Les preuves scientifiques indiquent que l’éducation sur les effets négatifs du tabac sur la santé n’est pas très efficace pour réduire la consommation de tabac. L’industrie du tabac le sait aussi. L’industrie du tabac ne plaiderait pas en faveur d’une politique si elle savait qu’elle était efficace. Pour cette raison, on plaide souvent pour davantage de campagnes d’éducation et, dans certains pays, on a dépensé des sommes considérables en campagnes publicitaires pour avertir les jeunes des dangers du tabagisme et les informer que fumer est réservé aux adultes.

Bien que le tabac crée une forte dépendance et provoque la mort prématurée de millions de personnes chaque année, la plupart des économistes ne proposent pas l’interdiction de la vente de produits du tabac. La prohibition de l’alcool aux États-Unis au cours des premières décennies du XXe siècle a provoqué de nombreux bouleversements sociaux et criminels et n’a finalement pas permis de réduire efficacement la consommation d’alcool. La prohibition a laissé une marque indélébile sur l’esprit des régulateurs de la lutte antitabac et des économistes. Une interdiction du tabac le conduirait simplement dans la clandestinité et ferait que des criminels de type mafieux exploiteraient une industrie rentable et non taxée. Une bien meilleure option serait de réglementer strictement le secteur. Dans de nombreux pays, cela se produit et il en résulte une diminution constante de la consommation de tabac.

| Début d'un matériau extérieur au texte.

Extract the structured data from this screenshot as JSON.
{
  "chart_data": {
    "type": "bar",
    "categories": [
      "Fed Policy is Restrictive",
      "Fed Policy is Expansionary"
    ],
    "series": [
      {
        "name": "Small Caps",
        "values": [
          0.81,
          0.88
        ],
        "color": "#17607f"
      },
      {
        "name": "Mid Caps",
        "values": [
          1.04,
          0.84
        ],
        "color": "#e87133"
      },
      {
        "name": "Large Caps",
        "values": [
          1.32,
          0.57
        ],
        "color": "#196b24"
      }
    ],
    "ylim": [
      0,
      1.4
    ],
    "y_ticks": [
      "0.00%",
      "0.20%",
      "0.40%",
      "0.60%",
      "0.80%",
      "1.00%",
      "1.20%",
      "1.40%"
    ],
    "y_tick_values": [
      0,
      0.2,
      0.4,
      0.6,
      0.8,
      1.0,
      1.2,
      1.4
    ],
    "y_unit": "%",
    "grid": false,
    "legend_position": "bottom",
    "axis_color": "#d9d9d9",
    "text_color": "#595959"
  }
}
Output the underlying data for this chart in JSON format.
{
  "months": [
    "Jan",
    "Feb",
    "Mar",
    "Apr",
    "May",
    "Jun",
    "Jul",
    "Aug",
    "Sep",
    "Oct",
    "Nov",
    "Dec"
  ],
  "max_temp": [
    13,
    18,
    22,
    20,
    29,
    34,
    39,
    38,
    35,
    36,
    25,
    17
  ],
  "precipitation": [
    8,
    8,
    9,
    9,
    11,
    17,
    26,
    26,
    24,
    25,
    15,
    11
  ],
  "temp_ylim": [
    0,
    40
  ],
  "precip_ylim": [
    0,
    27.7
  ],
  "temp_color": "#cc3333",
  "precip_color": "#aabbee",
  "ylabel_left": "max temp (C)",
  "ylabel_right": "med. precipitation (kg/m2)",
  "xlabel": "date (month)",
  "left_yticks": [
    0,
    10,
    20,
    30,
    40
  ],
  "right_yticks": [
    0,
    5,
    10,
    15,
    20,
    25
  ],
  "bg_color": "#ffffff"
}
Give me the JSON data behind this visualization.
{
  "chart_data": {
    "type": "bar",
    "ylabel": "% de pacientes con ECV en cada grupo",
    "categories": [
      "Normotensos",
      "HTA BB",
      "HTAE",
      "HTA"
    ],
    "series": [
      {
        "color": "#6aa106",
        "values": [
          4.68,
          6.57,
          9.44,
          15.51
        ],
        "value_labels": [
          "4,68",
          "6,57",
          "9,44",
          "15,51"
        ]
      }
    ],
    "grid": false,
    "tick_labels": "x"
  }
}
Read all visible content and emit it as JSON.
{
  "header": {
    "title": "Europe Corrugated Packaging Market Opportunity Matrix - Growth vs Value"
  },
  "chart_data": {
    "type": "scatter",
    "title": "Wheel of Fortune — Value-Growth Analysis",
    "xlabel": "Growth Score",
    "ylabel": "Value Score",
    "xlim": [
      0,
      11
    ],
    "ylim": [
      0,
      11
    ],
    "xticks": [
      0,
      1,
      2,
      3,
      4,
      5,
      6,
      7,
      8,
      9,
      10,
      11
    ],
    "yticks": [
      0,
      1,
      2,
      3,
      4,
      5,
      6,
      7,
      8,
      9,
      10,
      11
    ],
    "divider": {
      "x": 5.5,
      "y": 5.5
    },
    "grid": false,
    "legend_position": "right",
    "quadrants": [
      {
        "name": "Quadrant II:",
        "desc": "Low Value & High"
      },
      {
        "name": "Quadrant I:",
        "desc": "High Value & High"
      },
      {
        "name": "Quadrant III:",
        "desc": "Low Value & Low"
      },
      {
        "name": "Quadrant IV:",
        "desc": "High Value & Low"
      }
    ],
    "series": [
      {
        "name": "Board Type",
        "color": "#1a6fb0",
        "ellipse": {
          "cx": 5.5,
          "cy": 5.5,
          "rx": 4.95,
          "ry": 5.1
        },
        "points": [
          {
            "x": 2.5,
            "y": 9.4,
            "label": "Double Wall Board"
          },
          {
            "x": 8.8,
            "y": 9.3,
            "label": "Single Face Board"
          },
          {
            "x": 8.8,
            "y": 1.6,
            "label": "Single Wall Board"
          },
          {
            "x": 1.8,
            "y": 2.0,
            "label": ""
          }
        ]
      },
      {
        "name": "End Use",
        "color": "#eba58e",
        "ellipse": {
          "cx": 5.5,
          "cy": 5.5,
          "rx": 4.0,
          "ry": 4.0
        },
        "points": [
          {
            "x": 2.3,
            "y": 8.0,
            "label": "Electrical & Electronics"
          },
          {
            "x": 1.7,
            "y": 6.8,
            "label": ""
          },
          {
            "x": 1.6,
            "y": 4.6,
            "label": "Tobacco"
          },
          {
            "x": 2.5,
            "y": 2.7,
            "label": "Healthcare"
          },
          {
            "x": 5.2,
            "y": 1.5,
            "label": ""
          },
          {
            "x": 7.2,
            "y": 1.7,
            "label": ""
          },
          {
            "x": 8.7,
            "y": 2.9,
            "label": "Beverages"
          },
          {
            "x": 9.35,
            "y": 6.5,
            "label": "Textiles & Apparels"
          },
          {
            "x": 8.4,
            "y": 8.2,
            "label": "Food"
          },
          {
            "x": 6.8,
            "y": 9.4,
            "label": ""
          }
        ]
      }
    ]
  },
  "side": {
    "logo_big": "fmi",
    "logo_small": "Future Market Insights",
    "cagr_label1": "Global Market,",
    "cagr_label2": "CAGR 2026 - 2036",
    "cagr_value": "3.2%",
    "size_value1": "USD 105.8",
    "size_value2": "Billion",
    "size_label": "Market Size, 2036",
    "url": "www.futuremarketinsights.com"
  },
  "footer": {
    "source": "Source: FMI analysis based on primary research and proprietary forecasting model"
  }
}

Un certain nombre de pays planifient sérieusement une stratégie en fin de partie, dans laquelle la prévalence du tabagisme chutera à des niveaux insignifiants (généralement considérés comme inférieurs à 5%).

Quel message pour Maurice ?
Le message pour Maurice est très clair. Le commerce illicite des produits du tabac n’est pas un problème fiscal, mais un problème de corruption et de systèmes administratifs médiocres. D’après ce que j’ai compris, Maurice ne souffre pas d’un commerce illicite de cigarettes bien développé. Keep it like that! Cependant, cela nécessite une grande vigilance de la part des autorités fiscales, douanières et policières mauriciennes.